Annualized Single-Family Housing Starts dropped 1 percent in January to 413,000 units nationwide, it’s lowest reading almost 2 years.
A “Housing Start” is defined as a home on which construction has started.
Now, if you had only seen the Housing Starts story in the headlines today, you wouldn’t have known that single-family starts fell at all. It’s because of how the story is being reported.
Most commonly, newspaper headlines are reading something similar to “Housing Starts Jump 14.6%” with the lead paragraph making mention that “housing starts are at their highest levels in 4 years”.
It’s a true statement, but it’s misleading, too.
This is because, despite the Census Bureau reporting Housing Starts by property type — single-family, multi-family, and apartments — the media often lumps them into a single data set.
It’s a categorization that helps investors in homebuilder stocks, but it does little for everyday Sacramento home buyers. The huge majority of buyers aren’t buying multi-units or whole apartment buildings — they’re buying 1-unit homes.
Here’s how January’s Housing Starts broke down by type:
- Single-Family Homes : Down 4,000 units, or -1%
- 2-4 Unit Homes : Negligible change
- Apartment Buildings : Up 46,000 units, or +80%
Clearly, the surge in Housing Starts can be attributed to the rapid rise in the 5-unit-or-more sector.
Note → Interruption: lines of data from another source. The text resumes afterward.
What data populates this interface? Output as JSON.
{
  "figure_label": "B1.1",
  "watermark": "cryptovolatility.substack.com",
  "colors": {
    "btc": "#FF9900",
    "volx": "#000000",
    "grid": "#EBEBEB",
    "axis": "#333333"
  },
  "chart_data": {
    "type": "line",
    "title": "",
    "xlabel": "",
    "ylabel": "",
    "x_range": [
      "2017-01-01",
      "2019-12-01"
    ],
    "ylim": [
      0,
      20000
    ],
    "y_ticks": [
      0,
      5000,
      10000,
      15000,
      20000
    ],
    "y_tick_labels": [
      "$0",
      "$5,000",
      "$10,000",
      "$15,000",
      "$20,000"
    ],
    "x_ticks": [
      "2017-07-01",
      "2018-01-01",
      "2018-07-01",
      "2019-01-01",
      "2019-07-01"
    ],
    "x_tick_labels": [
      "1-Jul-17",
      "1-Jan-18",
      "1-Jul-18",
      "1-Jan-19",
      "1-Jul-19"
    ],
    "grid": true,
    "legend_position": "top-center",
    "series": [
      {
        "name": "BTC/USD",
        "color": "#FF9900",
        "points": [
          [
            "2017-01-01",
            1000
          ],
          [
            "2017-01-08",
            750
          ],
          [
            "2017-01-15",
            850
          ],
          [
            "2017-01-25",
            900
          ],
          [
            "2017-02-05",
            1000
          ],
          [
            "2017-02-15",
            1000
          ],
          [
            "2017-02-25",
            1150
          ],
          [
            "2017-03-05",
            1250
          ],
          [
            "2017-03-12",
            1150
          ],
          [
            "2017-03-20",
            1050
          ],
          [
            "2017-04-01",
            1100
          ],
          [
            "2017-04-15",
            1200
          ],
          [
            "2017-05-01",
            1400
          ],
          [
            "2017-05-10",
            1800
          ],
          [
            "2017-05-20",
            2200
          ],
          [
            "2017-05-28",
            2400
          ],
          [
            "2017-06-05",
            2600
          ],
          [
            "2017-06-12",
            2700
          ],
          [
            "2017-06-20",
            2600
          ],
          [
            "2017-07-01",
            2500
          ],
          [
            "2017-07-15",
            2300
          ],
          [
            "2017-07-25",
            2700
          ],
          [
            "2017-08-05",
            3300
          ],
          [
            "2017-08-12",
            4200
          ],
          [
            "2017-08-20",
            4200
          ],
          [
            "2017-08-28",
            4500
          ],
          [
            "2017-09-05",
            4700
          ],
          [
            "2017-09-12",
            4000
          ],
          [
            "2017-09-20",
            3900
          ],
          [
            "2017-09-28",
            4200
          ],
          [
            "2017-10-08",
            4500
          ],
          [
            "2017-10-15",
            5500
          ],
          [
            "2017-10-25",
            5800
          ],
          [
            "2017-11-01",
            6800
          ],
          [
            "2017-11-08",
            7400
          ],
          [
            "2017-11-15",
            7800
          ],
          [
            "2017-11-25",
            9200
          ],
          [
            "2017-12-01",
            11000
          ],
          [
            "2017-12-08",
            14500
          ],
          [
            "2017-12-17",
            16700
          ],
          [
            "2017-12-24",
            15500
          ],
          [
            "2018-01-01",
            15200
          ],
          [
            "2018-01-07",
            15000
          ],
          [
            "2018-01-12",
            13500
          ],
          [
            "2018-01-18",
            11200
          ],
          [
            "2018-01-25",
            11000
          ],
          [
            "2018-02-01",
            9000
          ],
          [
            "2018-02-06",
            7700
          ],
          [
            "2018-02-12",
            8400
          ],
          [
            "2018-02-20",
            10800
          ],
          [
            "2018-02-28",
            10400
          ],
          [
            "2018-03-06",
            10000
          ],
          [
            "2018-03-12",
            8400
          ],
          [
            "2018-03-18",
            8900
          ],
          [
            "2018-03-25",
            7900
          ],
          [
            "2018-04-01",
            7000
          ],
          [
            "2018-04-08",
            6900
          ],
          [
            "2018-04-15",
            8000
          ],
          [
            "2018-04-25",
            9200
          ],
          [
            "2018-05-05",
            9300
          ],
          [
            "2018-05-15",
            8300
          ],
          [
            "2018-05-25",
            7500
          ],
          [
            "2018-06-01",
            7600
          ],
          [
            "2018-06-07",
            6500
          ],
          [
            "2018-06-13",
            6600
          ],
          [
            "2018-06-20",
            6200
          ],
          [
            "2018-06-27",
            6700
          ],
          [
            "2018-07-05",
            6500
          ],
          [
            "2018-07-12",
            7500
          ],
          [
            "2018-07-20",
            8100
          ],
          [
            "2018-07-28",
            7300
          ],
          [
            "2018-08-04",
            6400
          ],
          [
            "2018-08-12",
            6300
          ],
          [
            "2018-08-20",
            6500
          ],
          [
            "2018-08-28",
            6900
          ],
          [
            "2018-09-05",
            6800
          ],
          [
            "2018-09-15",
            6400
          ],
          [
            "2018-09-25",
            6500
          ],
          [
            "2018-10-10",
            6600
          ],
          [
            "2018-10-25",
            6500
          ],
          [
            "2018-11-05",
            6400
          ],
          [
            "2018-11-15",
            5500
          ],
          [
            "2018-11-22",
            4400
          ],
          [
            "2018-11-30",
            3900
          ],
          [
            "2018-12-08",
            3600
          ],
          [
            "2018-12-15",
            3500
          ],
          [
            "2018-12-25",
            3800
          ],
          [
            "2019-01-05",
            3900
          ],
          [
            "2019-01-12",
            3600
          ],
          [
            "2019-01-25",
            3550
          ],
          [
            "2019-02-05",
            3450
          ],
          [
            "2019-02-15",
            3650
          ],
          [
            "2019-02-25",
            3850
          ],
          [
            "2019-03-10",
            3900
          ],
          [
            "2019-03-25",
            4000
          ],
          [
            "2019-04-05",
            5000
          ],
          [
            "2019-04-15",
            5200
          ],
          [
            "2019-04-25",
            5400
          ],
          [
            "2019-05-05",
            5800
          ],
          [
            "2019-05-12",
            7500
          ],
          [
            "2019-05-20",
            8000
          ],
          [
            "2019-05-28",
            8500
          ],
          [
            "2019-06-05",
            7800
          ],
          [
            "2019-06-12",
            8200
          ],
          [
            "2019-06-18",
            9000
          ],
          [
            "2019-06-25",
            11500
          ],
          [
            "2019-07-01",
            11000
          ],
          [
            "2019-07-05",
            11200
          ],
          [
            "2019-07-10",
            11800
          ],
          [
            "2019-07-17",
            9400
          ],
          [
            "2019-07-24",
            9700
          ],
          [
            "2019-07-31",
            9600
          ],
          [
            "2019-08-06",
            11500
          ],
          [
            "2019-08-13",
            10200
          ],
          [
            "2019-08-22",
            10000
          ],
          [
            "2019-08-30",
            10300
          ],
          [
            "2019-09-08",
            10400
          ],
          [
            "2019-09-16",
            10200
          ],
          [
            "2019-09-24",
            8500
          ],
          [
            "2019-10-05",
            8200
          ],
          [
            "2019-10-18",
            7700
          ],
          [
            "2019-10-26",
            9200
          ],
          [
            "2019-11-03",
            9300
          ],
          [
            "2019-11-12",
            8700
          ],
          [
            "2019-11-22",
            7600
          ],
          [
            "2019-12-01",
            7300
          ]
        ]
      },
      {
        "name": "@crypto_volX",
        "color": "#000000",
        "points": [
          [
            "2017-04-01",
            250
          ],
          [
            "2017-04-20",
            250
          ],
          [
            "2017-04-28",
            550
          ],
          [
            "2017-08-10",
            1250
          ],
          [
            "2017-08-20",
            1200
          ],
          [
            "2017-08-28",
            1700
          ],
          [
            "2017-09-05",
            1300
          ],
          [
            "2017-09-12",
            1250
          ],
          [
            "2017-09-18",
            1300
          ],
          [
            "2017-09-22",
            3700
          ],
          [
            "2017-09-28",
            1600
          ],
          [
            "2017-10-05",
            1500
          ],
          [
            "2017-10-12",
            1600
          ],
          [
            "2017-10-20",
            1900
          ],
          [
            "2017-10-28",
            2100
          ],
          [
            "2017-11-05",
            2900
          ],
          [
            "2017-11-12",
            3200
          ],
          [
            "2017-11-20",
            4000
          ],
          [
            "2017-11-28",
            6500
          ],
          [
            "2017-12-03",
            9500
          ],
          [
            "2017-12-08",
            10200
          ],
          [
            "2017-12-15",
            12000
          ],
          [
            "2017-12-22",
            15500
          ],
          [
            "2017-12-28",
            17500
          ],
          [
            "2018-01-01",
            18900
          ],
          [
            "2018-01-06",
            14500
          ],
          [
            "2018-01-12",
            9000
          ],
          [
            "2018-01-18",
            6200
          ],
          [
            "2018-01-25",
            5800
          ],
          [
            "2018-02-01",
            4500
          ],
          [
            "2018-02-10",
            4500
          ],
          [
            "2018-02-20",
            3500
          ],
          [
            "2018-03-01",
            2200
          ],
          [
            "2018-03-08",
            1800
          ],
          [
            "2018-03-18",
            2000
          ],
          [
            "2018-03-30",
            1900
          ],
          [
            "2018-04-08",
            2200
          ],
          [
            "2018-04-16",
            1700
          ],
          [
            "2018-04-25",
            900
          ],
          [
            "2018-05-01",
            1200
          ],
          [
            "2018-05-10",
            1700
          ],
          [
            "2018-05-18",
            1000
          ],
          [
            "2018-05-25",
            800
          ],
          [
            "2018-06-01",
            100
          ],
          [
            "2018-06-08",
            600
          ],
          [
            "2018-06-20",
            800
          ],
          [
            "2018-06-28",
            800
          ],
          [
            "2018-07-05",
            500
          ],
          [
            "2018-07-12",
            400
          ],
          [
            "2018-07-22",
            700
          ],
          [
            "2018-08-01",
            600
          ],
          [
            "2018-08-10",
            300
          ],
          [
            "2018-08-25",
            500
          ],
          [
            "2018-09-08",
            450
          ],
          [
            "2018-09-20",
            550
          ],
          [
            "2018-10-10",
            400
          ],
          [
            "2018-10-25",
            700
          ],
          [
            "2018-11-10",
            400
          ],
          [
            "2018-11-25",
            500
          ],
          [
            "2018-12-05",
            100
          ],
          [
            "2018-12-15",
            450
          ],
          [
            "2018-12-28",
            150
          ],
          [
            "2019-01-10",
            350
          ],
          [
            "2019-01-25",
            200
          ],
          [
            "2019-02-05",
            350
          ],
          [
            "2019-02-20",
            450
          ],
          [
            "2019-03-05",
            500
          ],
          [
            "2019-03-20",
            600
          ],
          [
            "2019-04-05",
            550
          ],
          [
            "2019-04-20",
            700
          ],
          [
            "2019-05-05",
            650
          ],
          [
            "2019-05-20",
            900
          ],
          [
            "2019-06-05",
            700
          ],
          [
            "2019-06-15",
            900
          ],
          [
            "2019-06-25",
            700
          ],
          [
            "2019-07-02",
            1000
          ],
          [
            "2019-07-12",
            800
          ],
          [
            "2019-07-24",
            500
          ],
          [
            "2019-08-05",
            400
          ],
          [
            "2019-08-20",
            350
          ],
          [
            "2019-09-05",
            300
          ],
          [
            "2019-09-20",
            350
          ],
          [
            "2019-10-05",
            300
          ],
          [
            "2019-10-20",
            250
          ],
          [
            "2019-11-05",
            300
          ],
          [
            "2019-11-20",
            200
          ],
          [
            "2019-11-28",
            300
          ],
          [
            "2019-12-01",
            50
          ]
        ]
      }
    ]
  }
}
Single-Family Starts were weak, by comparison.
Even with all of this noted, however, we can’t even be certain that the January Housing Starts data is accurate anyway. A footnote in the government’s report shows that, although single-family starts are said to have decreased 1 percent, the data’s margin of error is ±8.6%.
This means that the true Single-Family Housing Starts reading may be anywhere from -9.6% to +7.6%. The data is throw-away. Housing Starts may have actually increased in January, but we won’t know until revisions are offered later this year.